Hi, guys. Thanks for taking my questions, and congrats on the progress. Just two questions. I guess, first off, you kind of gave us a bit of information in terms of how you recognize revenue. And I guess typically, how should we be thinking about the stocking assumption? And obviously, with COVID-19, are practices more reluctant to stock this product until they get more visibility? Or how is that going?

And then a second question for Eric. You talk about being able to fund the company through its current business plan. Does that include profitability? And I guess as we think about the second half spend, should it kind of mirror what we just saw here in the second quarter?

Jayson Dallas — President and Chief Executive Officer

So let me take the first piece, and then Eric can add a bit more flavor to it and answer your second question. So just a point of clarification there. PALFORZIA is not a buy-and-bill product. So the practices themselves do not tend to stock any of this at all. The only thing that we ship to the practices directly is the initial dosing kit, which is the dosing up-titration that they use on the very first day, and then the office dosing kit, which is the box of all the individual starting doses, right? So the bulk of the supply is shipped directly to the patients. And so therefore, inventory is held at our specialty pharmacy level. We recognize revenue when drugs — when product changes hands from the 3PL to the specialty pharmacy.

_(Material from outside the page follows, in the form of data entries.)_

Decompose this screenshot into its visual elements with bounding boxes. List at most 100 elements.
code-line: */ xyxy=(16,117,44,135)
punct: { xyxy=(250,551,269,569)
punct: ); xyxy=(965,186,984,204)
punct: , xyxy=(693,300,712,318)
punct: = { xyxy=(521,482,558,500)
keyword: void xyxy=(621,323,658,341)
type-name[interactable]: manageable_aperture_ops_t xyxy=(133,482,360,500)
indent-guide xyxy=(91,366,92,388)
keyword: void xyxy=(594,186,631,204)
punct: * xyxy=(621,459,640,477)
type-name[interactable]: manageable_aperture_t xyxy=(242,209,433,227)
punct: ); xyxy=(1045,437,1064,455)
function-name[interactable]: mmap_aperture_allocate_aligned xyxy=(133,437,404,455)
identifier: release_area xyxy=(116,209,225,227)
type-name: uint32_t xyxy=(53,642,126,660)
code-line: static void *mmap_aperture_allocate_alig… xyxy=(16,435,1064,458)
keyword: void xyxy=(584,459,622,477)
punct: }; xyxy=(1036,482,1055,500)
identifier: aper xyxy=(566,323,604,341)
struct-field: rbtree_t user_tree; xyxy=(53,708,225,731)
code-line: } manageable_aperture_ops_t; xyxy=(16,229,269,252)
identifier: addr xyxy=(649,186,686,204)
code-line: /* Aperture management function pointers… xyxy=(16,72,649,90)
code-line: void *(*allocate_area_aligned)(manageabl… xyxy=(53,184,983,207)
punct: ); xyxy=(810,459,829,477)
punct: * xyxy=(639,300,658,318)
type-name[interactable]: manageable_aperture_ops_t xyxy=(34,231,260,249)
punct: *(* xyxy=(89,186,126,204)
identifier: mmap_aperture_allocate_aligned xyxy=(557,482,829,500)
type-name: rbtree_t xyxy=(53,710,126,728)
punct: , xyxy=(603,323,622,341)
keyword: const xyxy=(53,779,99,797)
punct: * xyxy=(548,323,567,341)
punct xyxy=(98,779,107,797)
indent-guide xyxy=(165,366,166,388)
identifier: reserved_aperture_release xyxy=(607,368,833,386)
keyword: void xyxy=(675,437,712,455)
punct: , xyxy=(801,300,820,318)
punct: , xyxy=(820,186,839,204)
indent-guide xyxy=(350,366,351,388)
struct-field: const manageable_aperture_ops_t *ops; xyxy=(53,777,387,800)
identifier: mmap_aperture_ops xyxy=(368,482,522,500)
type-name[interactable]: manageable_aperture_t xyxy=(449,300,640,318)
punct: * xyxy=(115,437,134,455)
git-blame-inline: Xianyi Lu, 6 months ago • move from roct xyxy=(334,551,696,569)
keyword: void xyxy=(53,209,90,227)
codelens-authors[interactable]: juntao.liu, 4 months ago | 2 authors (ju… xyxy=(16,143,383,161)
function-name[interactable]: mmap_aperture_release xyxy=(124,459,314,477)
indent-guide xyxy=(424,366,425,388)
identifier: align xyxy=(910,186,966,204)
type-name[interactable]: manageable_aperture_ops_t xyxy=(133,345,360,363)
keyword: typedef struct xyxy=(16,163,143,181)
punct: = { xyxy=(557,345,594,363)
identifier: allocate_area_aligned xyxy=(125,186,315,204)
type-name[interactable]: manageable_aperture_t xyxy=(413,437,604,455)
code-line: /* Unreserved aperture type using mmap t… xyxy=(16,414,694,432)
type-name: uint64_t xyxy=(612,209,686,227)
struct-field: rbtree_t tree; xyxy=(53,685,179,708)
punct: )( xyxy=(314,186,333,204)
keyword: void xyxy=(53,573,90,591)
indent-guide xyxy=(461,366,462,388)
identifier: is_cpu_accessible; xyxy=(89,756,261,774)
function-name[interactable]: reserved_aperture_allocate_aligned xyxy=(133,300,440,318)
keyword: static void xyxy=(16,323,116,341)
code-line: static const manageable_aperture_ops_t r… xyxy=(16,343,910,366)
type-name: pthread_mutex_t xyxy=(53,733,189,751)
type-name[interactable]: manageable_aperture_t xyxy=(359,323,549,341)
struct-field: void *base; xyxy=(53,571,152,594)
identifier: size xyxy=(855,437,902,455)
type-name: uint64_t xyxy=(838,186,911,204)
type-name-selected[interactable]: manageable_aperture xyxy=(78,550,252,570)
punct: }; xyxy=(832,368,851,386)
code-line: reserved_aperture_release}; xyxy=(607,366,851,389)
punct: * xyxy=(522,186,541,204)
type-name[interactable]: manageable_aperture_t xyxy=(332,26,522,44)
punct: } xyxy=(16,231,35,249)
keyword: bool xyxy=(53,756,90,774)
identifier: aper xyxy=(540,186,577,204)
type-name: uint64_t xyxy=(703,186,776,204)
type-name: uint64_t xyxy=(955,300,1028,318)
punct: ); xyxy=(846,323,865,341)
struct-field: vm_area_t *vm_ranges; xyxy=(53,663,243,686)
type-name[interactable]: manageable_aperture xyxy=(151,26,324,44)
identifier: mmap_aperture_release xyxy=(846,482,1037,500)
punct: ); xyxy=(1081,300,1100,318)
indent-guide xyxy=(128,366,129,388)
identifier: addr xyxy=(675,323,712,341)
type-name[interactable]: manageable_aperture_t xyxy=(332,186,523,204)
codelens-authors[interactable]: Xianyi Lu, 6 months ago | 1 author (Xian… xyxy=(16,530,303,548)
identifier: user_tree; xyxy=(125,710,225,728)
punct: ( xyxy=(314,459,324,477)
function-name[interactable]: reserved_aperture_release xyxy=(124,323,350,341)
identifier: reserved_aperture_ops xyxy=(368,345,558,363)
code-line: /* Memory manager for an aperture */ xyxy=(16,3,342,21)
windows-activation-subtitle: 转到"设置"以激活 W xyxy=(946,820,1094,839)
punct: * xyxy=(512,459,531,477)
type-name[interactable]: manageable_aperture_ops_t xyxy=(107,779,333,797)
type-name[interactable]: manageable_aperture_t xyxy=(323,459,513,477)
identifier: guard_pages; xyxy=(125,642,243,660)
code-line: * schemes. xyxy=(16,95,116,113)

So — and then, Eric, you want to just add a bit more to that and answer Derek’s second question?

Eric Bjerkholt — Chief Financial Officer

Yes. In terms of the runway, which is the essence of your question, we do see ourselves as fully funded based on our current business plan. And our current business plan, of course, makes assumptions about how we see the introduction of PALFORZIA continuing to ramp. So we feel good about that.

And then in terms of the burn rate, yes, I mean, it should be — we continue to manage our expenses very closely. And every quarter, there’s some give and takes up and down, but we can continue to see really good cost — we expect to see continued really good cost containment for the rest of the year.

Derek Archila — Stifel Financial Corp. — Analyst

All right. Thanks, guys.

Operator

Thank you. And I’m showing no further questions at this time. And I would like to turn the conference back over to Jayson Dallas for any further remarks.

Jayson Dallas — President and Chief Executive Officer

Thank you, everyone, for joining our call today. I’m very proud of the team at Aimmune and the progress that we’ve made during this extremely challenging time. With almost 1,000 physicians signed up for the REMS, payer policies covering 102 million lives and our recently initiated targeted consumer marketing campaigns, we anticipate the PALFORZIA launch picking up over the coming months. Our market research shows that there is still strong demand from allergists and caregivers for a treatment for peanut allergy, and we’re excited to be able to offer them the first and only FDA-approved therapy. We have been and will continue to be thoughtful about our spend so that we can get PALFORZIA to those in need while preserving capital. We believe the long-term prospects for PALFORZIA and Aimmune remains strong and promising, and we look forward to providing future updates.

As always, I thank you for your ongoing support and for joining us on today’s call.